As Charles Schwab nears the completion of its merger with TD Ameritrade, a large registered investment advisor is instead moving to another custodian.
CG Advisor Network, a firm that manages $3.1 billion across 70 advisors, announced that it would leave Schwab Advisor Services in favor of Axos Advisor Services, formerly known as Trust Co. of America.
CGAN has used TD Ameritrade since the late 1990s and came over to Schwab after the reported $22 billion acquisition closed in 2020. However, Schwab’s culture and strategy doesn’t align with what CGAN was looking for in a partner, said CEO Tony Mazzali.
Though he didn’t cite specific issues with Schwab’s custodian, Mazzali said Axos provided more clarity on how it could support CGAN’s growth as an independent firm.
“They were asking us questions for how they could become better partners for us,” he said. “How they could build our brand to the clients, not build their brand to the client.”

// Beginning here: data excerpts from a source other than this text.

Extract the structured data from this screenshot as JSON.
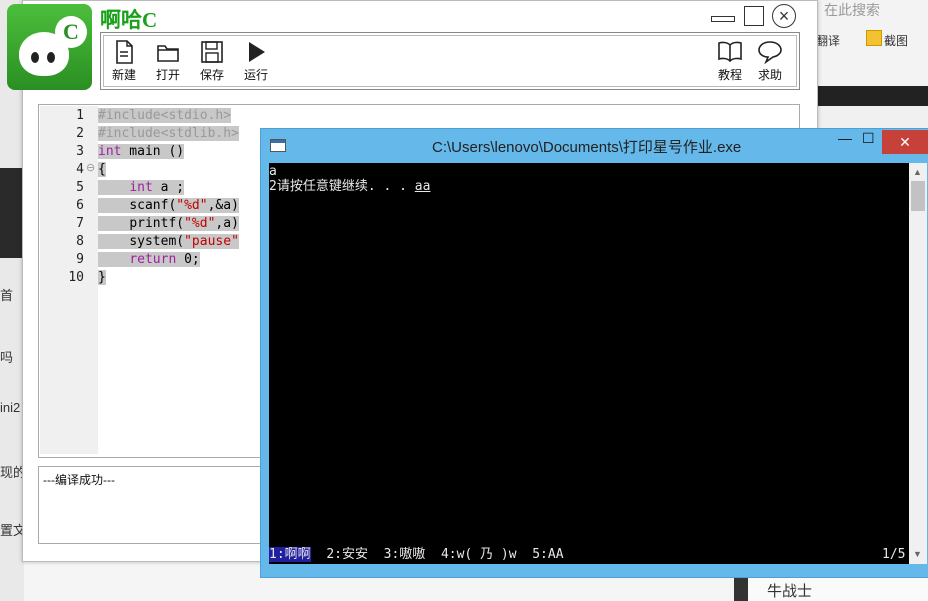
{
  "background": {
    "left_fragments": [
      "吗",
      "ini2",
      "现的",
      "置文"
    ],
    "left_tab": "首",
    "search_hint": "在此搜索",
    "translate_label": "翻译",
    "screenshot_label": "截图",
    "bottom_name": "牛战士"
  },
  "app": {
    "title": "啊哈C",
    "logo_letter": "C",
    "toolbar": {
      "new": "新建",
      "open": "打开",
      "save": "保存",
      "run": "运行",
      "tutorial": "教程",
      "help": "求助"
    },
    "line_numbers": [
      "1",
      "2",
      "3",
      "4",
      "5",
      "6",
      "7",
      "8",
      "9",
      "10"
    ],
    "code": {
      "l1": "#include<stdio.h>",
      "l2": "#include<stdlib.h>",
      "l3_kw": "int",
      "l3_rest": " main ()",
      "l4": "{",
      "l5_kw": "int",
      "l5_rest": " a ;",
      "l6_a": "scanf(",
      "l6_str": "\"%d\"",
      "l6_b": ",&a)",
      "l7_a": "printf(",
      "l7_str": "\"%d\"",
      "l7_b": ",a)",
      "l8_a": "system(",
      "l8_str": "\"pause\"",
      "l9_kw": "return",
      "l9_rest": " 0;",
      "l10": "}"
    },
    "output_text": "---编译成功---"
  },
  "console": {
    "title": "C:\\Users\\lenovo\\Documents\\打印星号作业.exe",
    "min": "—",
    "max": "☐",
    "close": "✕",
    "line1": "a",
    "line2_prefix": "2请按任意键继续. . . ",
    "line2_input": "aa",
    "ime_candidates": {
      "c1": "1:啊啊",
      "c2": "2:安安",
      "c3": "3:嗷嗷",
      "c4": "4:w( 乃 )w",
      "c5": "5:AA"
    },
    "ime_page": "1/5"
  },
  "colors": {
    "title_green": "#1aa11a",
    "console_frame": "#64b8ea",
    "close_red": "#c7413b",
    "keyword_purple": "#a020a0",
    "string_red": "#c00000"
  }
}
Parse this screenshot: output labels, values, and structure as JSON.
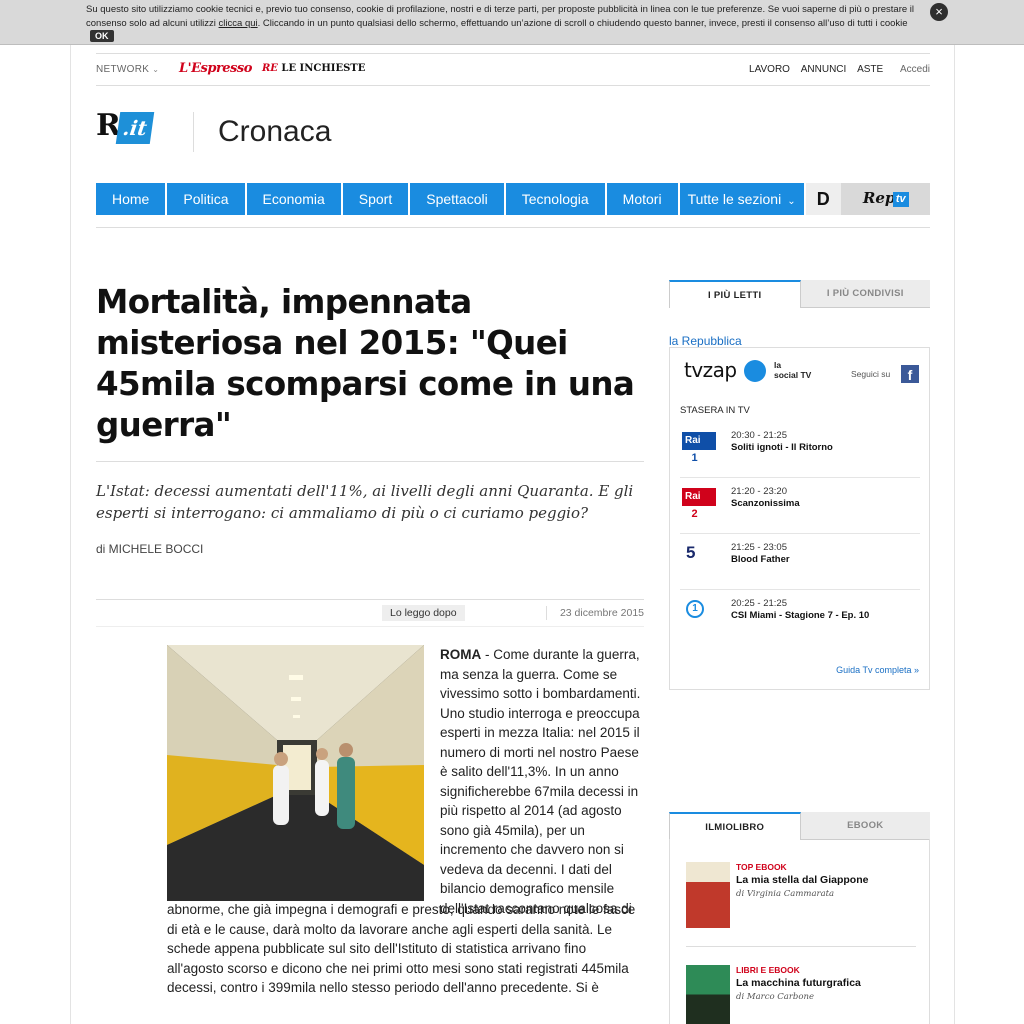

Schwab declined to comment.
It helps that Mazzali has a relationship with several former TD execs who are now at Axos. For example, Mike Watson, Axos’s head of RIA custody, spent more than 20 years at TD over his career while Eugene “Gino” DeRango, a senior vice president and national sales manager at Axos, spent nearly 17 years with TD.
There won’t be a “complete exodus” away from Schwab, but Mazzali does expect many advisors will utilize Axos technology to move accounts over.
In April, CGAN announced that LPL would be its broker-dealer and primary custodian. Axos will serve as CGAN’s custodian for high net worth clients to start, and the firm will expand the relationship over time, Mazzali said.
CGAN will eventually have three or four custodians that advisors can choose from. In particular, CGAN is looking for a custodian that can help the firm serve mass affluent clients at scale without forcing service to be entirely digital, Mazzali said.
“We need to find those partners that are willing to engage in how we do that without formally digitizing the whole experience,” he said. “Clients are still looking for that human contact, that human advice, that human relationship.”
Over Labor Day weekend, Schwab will migrate roughly 7,500 advisors and their clients accounts from TD as part of one of the largest data migrations in history. Many smaller custodians are hoping the event creates enough disruption to encourage advisors to consider alternatives.
More independent firms are going to start looking outside the traditional big three custodians — Schwab, Fidelity Institutional and BNY Mellon Pershing — in response to a rapidly evolving industry, Mazzali said.
“The next three to five years are going to be really interesting to see what develops,” Mazzali said. “There’s a lot of angst about what I would call this gap in this industry.”